Roets pointed to the Household Affordability Index food basket, released by the Pietermaritzburg Economic Justice and Dignity Group (PMBEJD) on 29 April, that shows yet another increase of R92.84 (2.1%), taking the cost of the average food basket from R4,450.09 in March 2022 to R4m542,93 in April 2022.
“This means that, for too many households, yet another one of the staple foods will simply disappear from the grocery list this month, and who knows what fresh horror May will bring to the table.”
A recent report by market research consultancy Eighty20 found that members of the mass credit market in South Africa can be characterised as ‘stressed’ about their level of indebtedness.
The mass credit market accounts for most credit-active South Africans, 82% of whom have retail credit and a fifth of whom have credit cards. Typically, this market has a monthly instalment to net income ratio of over 70% or at least two loans in default.
Tonia Pavlou, deputy chief financial officer of RCS, one of the leading consumer finance companies in South Africa, these statistics are concerning and point to an over-indebted population that has taken considerable strain during the first quarter of the year.
“If you are struggling to decrease the amount of debt you’ve accumulated over the summer months or are concerned with rising prices and rising interest rates, you can focus on making a concerted effort to work closely with your debt cycle. You can do this by avoiding the things that trigger excessive spending,” she said.
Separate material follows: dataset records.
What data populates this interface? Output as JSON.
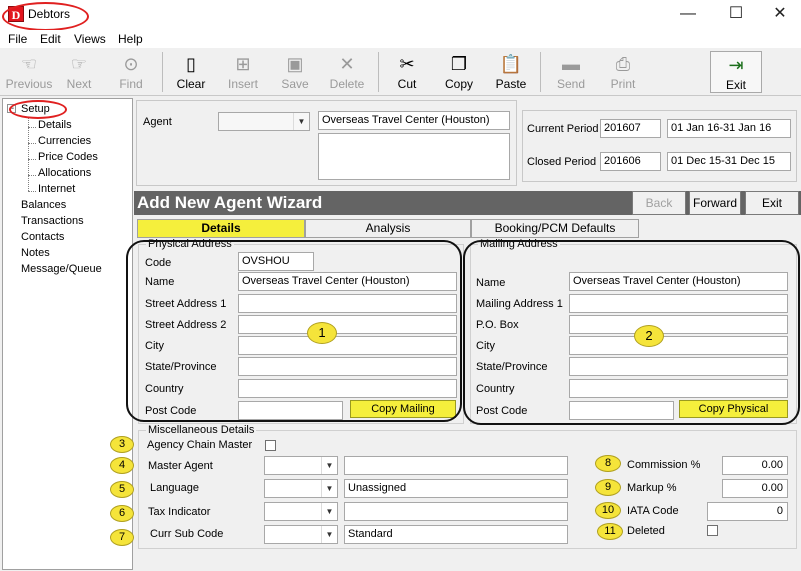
{
  "window": {
    "title": "Debtors",
    "app_icon": "D"
  },
  "menu": [
    "File",
    "Edit",
    "Views",
    "Help"
  ],
  "toolbar": [
    {
      "label": "Previous",
      "icon": "hand-point-left-icon",
      "glyph": "☜",
      "enabled": false
    },
    {
      "label": "Next",
      "icon": "hand-point-right-icon",
      "glyph": "☞",
      "enabled": false
    },
    {
      "label": "Find",
      "icon": "binoculars-icon",
      "glyph": "⊙",
      "enabled": false
    },
    {
      "label": "Clear",
      "icon": "blank-page-icon",
      "glyph": "▯",
      "enabled": true
    },
    {
      "label": "Insert",
      "icon": "insert-page-icon",
      "glyph": "⊞",
      "enabled": false
    },
    {
      "label": "Save",
      "icon": "floppy-icon",
      "glyph": "▣",
      "enabled": false
    },
    {
      "label": "Delete",
      "icon": "delete-x-icon",
      "glyph": "✕",
      "enabled": false
    },
    {
      "label": "Cut",
      "icon": "scissors-icon",
      "glyph": "✂",
      "enabled": true
    },
    {
      "label": "Copy",
      "icon": "copy-icon",
      "glyph": "❐",
      "enabled": true
    },
    {
      "label": "Paste",
      "icon": "clipboard-icon",
      "glyph": "📋",
      "enabled": true
    },
    {
      "label": "Send",
      "icon": "send-icon",
      "glyph": "▬",
      "enabled": false
    },
    {
      "label": "Print",
      "icon": "printer-icon",
      "glyph": "⎙",
      "enabled": false
    },
    {
      "label": "Exit",
      "icon": "exit-door-icon",
      "glyph": "⇥",
      "enabled": true
    }
  ],
  "tree": {
    "root": "Setup",
    "setup_children": [
      "Details",
      "Currencies",
      "Price Codes",
      "Allocations",
      "Internet"
    ],
    "others": [
      "Balances",
      "Transactions",
      "Contacts",
      "Notes",
      "Message/Queue"
    ]
  },
  "header": {
    "agent_label": "Agent",
    "agent_value": "",
    "agent_name": "Overseas Travel Center (Houston)",
    "current_period_label": "Current Period",
    "current_period": "201607",
    "current_range": "01 Jan 16-31 Jan 16",
    "closed_period_label": "Closed Period",
    "closed_period": "201606",
    "closed_range": "01 Dec 15-31 Dec 15"
  },
  "wizard": {
    "title": "Add New Agent Wizard",
    "back": "Back",
    "forward": "Forward",
    "exit": "Exit"
  },
  "tabs": [
    "Details",
    "Analysis",
    "Booking/PCM Defaults"
  ],
  "physical": {
    "title": "Physical Address",
    "code_label": "Code",
    "code": "OVSHOU",
    "name_label": "Name",
    "name": "Overseas Travel Center (Houston)",
    "street1_label": "Street Address 1",
    "street2_label": "Street Address 2",
    "city_label": "City",
    "state_label": "State/Province",
    "country_label": "Country",
    "postcode_label": "Post Code",
    "copy_button": "Copy Mailing"
  },
  "mailing": {
    "title": "Mailing Address",
    "name_label": "Name",
    "name": "Overseas Travel Center (Houston)",
    "address1_label": "Mailing Address 1",
    "pobox_label": "P.O. Box",
    "city_label": "City",
    "state_label": "State/Province",
    "country_label": "Country",
    "postcode_label": "Post Code",
    "copy_button": "Copy Physical"
  },
  "misc": {
    "title": "Miscellaneous Details",
    "agency_chain_label": "Agency Chain Master",
    "master_agent_label": "Master Agent",
    "language_label": "Language",
    "language_value": "Unassigned",
    "tax_label": "Tax Indicator",
    "curr_label": "Curr Sub Code",
    "curr_value": "Standard",
    "commission_label": "Commission %",
    "commission_value": "0.00",
    "markup_label": "Markup %",
    "markup_value": "0.00",
    "iata_label": "IATA Code",
    "iata_value": "0",
    "deleted_label": "Deleted"
  },
  "badges": [
    "1",
    "2",
    "3",
    "4",
    "5",
    "6",
    "7",
    "8",
    "9",
    "10",
    "11"
  ],
  "colors": {
    "highlight": "#f5ef3c",
    "wizard_bar": "#646464",
    "annotation_red": "#e02020"
  }
}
“For some people, this may mean temporarily unsubscribing to promotional emailers from your favourite retailers. For others, it could mean putting a stop to shopping mall visits. Cutting out temptation and opportunities to overspend while working on reducing your debt can go a long way towards reaching a longer-term goal of financial fitness.”
Pavlou also advised creating a debt repayment schedule using a basic Excel spreadsheet or a written list of exactly how much is owed to which institutions can relieve some pressure.
“Seeing the figures on paper will give you a full view of the bigger picture and help you plan your debt repayments strategically. Keep a record of all incremental payments you make towards reducing loans or credit accounts, as this will help you track and monitor your progress.
“Seeing the debt reduce helps to feel less overwhelmed and keep motivated to be consistent with regular repayments, no matter how small.”